CFD trading delivers on flexibility. But it has an added advantage over other freelance job options: you really are your own boss.
This is an important factor in Forex trading at home – your successes are your own, and your losses are your own. You set your own aims and schedule, and your re-evaluate those aims according to your own performance.
Take a look at these suggestions to help you get started with trading, taking into account your personal aims and parameters.
4. Your hours are your own
An additional point about setting your own schedule: you are entirely in control of your own hours.
With other kinds of freelance work, you can often work at the time of day or night which suits you. But with trading, you can choose to work or not to work on any particular day.
You can leave it for a month, and pick it up again with no consequences (as long as you keep an eye on the news and market conditions). You don’t need to keep clients happy or keep social media ticking over.
5. It involves no phone time
For the introverts among us. Or those with sleeping babies.
All you need is a computer and a decent wifi connection.
We recommend Think Markets as your broker. You can also download your free trading platform through them. Think Markets has excellent customer service and are very easy to understand for beginners.

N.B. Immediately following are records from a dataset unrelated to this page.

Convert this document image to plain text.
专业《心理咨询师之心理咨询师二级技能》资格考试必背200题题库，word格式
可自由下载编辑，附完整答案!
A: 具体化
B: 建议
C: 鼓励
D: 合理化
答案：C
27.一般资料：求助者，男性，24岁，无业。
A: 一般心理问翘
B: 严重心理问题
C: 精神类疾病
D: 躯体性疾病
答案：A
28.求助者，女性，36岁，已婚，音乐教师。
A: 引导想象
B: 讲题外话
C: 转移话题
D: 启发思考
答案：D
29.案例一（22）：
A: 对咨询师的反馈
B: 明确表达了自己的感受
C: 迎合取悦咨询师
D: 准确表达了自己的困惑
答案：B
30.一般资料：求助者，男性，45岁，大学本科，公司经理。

6. There’s no guaranteed income
This is the flip side of being entirely your own boss. You aren’t in control of how the market behaves.
Some traders talk about aiming for a small amount of money each day. It’s an interesting system and it has some positive points, but the reality is you can’t decide in advance what trading opportunities will occur.

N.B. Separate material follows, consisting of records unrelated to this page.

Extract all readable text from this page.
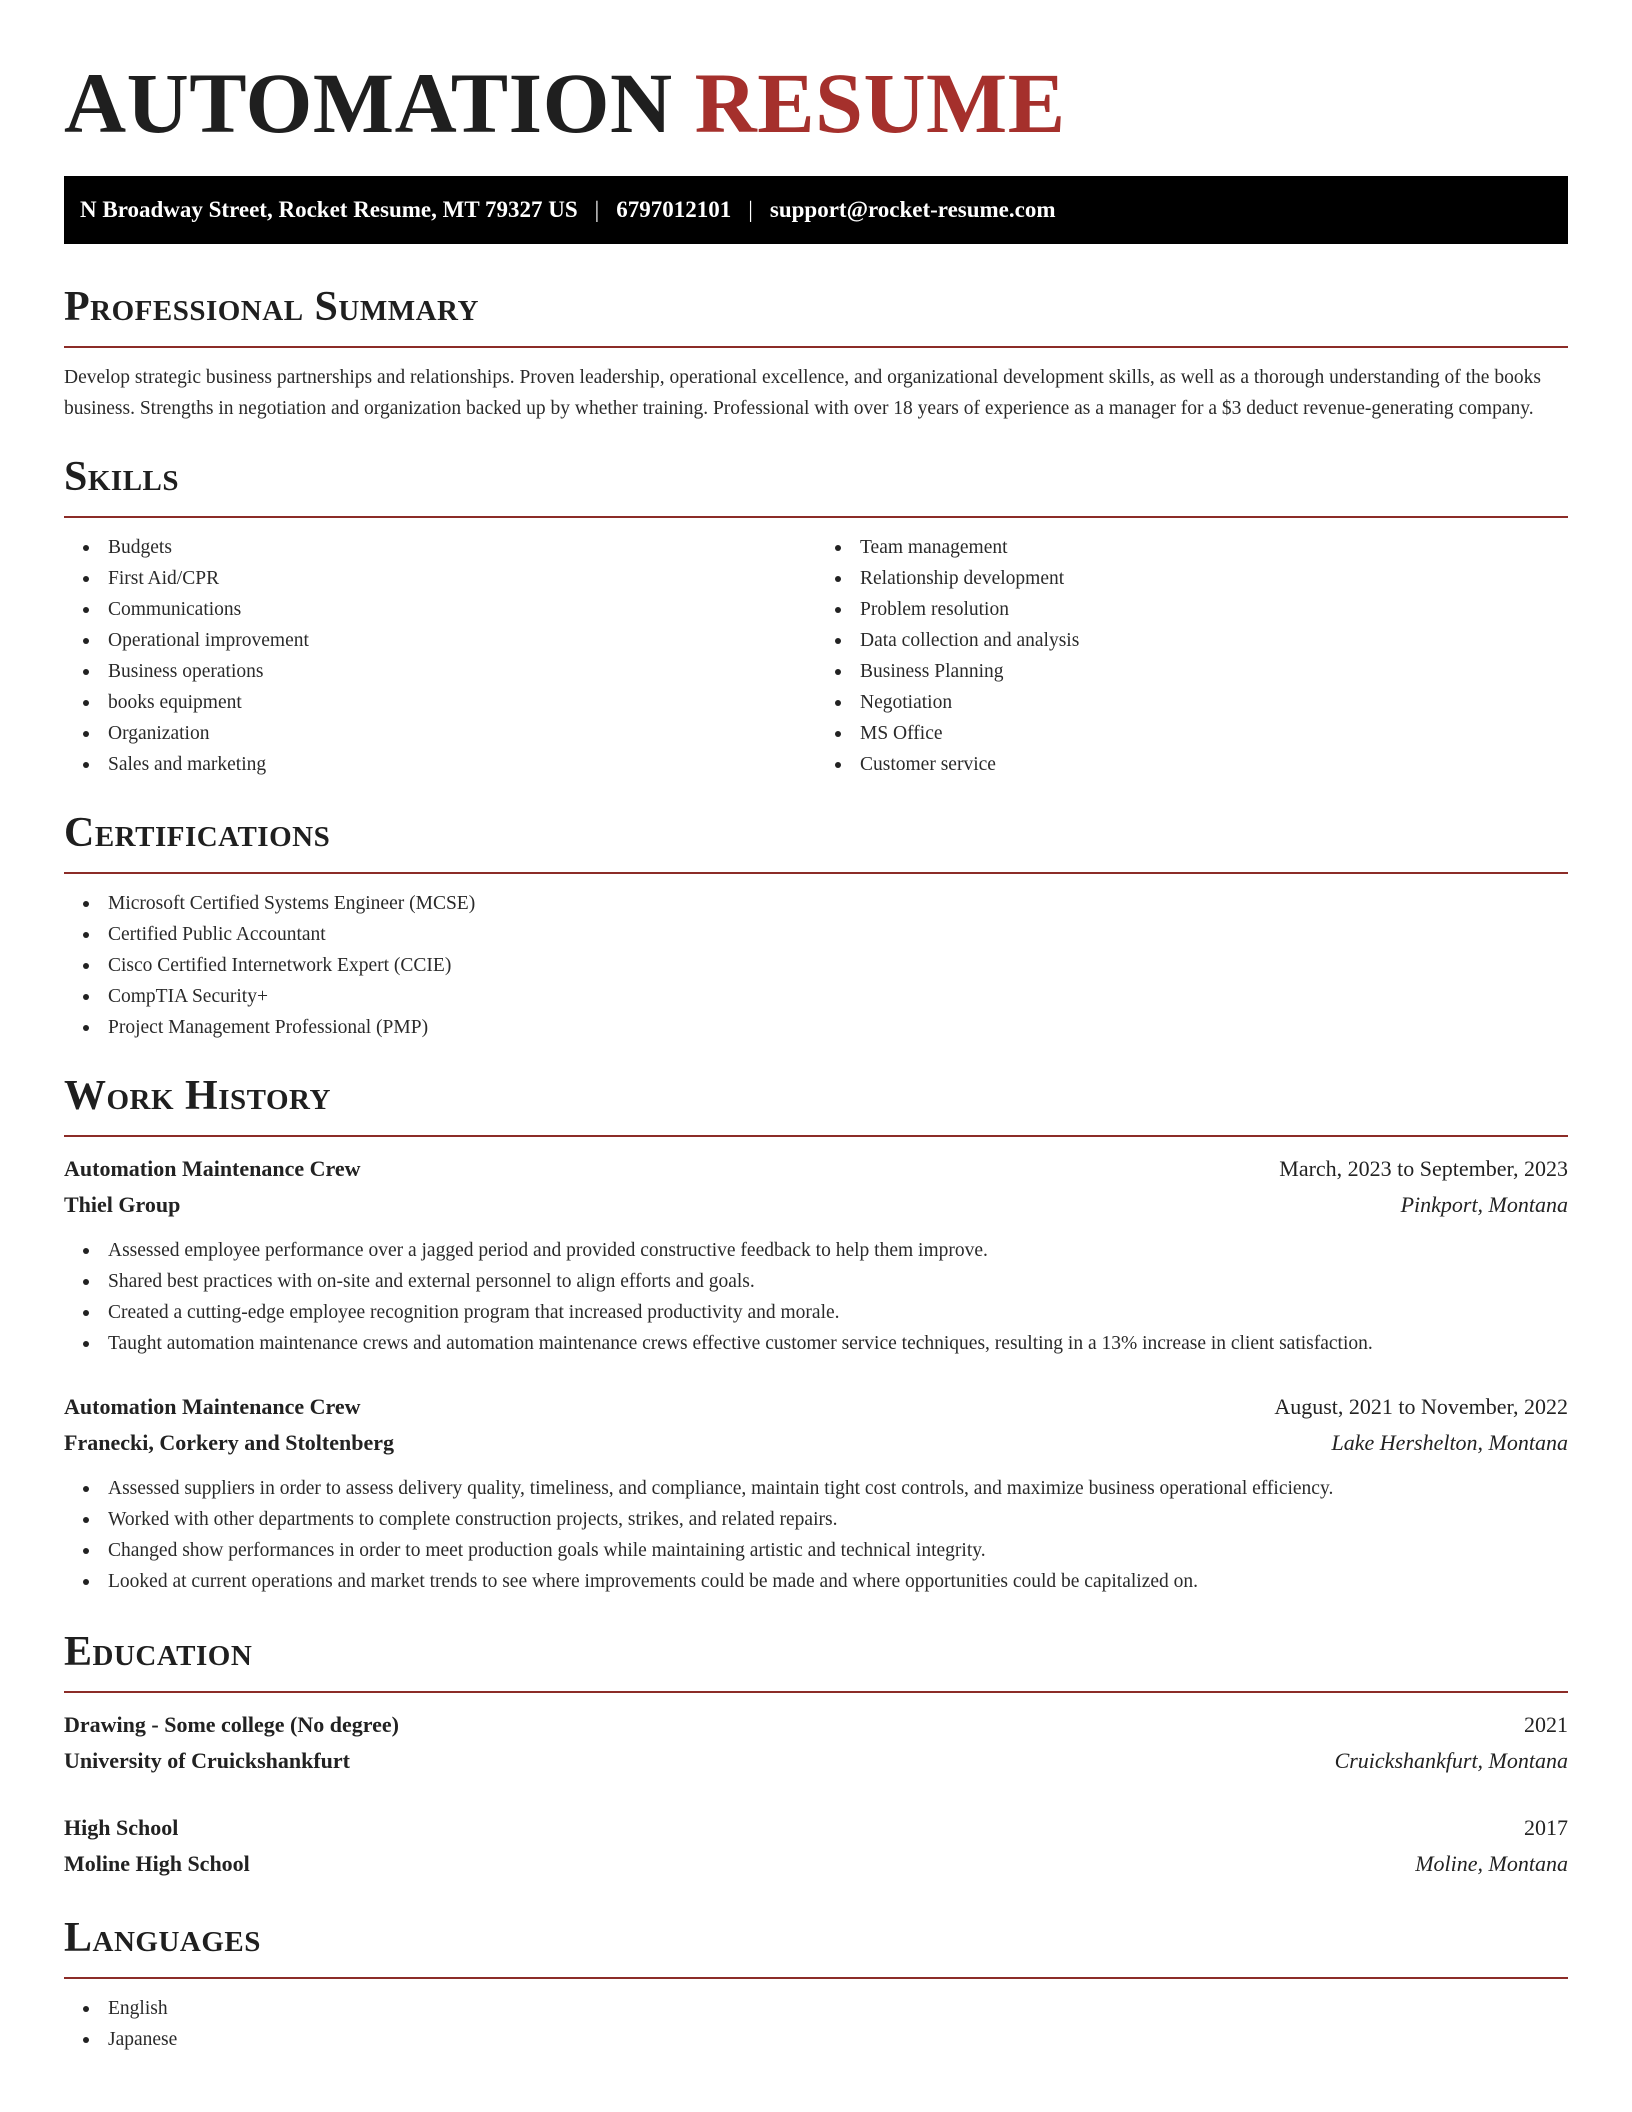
AUTOMATION RESUME
N Broadway Street, Rocket Resume, MT 79327 US | 6797012101 | support@rocket-resume.com
Professional Summary

Develop strategic business partnerships and relationships. Proven leadership, operational excellence, and organizational development skills, as well as a thorough understanding of the books business. Strengths in negotiation and organization backed up by whether training. Professional with over 18 years of experience as a manager for a $3 deduct revenue-generating company.

Skills
Budgets
First Aid/CPR
Communications
Operational improvement
Business operations
books equipment
Organization
Sales and marketing
Team management
Relationship development
Problem resolution
Data collection and analysis
Business Planning
Negotiation
MS Office
Customer service
Certifications
Microsoft Certified Systems Engineer (MCSE)
Certified Public Accountant
Cisco Certified Internetwork Expert (CCIE)
CompTIA Security+
Project Management Professional (PMP)
Work History
Automation Maintenance Crew	March, 2023 to September, 2023
Thiel Group	Pinkport, Montana
Assessed employee performance over a jagged period and provided constructive feedback to help them improve.
Shared best practices with on-site and external personnel to align efforts and goals.
Created a cutting-edge employee recognition program that increased productivity and morale.
Taught automation maintenance crews and automation maintenance crews effective customer service techniques, resulting in a 13% increase in client satisfaction.
Automation Maintenance Crew	August, 2021 to November, 2022
Franecki, Corkery and Stoltenberg	Lake Hershelton, Montana
Assessed suppliers in order to assess delivery quality, timeliness, and compliance, maintain tight cost controls, and maximize business operational efficiency.
Worked with other departments to complete construction projects, strikes, and related repairs.
Changed show performances in order to meet production goals while maintaining artistic and technical integrity.
Looked at current operations and market trends to see where improvements could be made and where opportunities could be capitalized on.
Education
Drawing - Some college (No degree)	2021
University of Cruickshankfurt	Cruickshankfurt, Montana
High School	2017
Moline High School	Moline, Montana
Languages
English
Japanese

There is a danger that it will lead to over-trading. Forcing an opportunity leads to more risk of a loss.
7. You might wait for a trading set up for days
And so CFD trading definitely requires patience. You need to have that kind of character that can wait for the right opportunity and not be tempted to give up too soon.
At times, it might not feel very successful.
If a trader sits at their computer for days on end and doesn’t trade, are they successful? Well, yes, if there weren’t the right signals to make a trade.
It takes a lot of patience and self-discipline to wait for the right trading set up.
8. You can definitely trade in your pajamas
This is absolutely true. No meetings, commuting, no talking at all if you don’t feel like it.
9. You need routine
Trading thrives on routine. Establishing your own trading strategy works best when you commit to particular pairs at precise times of the day. This is so that you get to know how the market behaves, and you can spot your trading signals when they occur.
10. You need to stay in touch with current affairs
It’s important to know what’s going on in the world, politically as well as financially, because of the impact on the markets.
Trade announcements, elections, budgetary figures all lead to exaggerated peaks and troughs. You don’t want to be caught by surprise.
We highly recommend keeping a good eye on Forex Factory. All the important events and announcements are easy to see in the trading diary.
11. You’re never just punching your time
All work has its ups and downs. But CFD trading is never boring.
There’s so much to learn. And the market is always changing and reacting to our changing political and economic circumstances.
Work at home jobs can be monotonous – it can be the compromise we make for flexible working. But trading – you’ll never just be punching your time.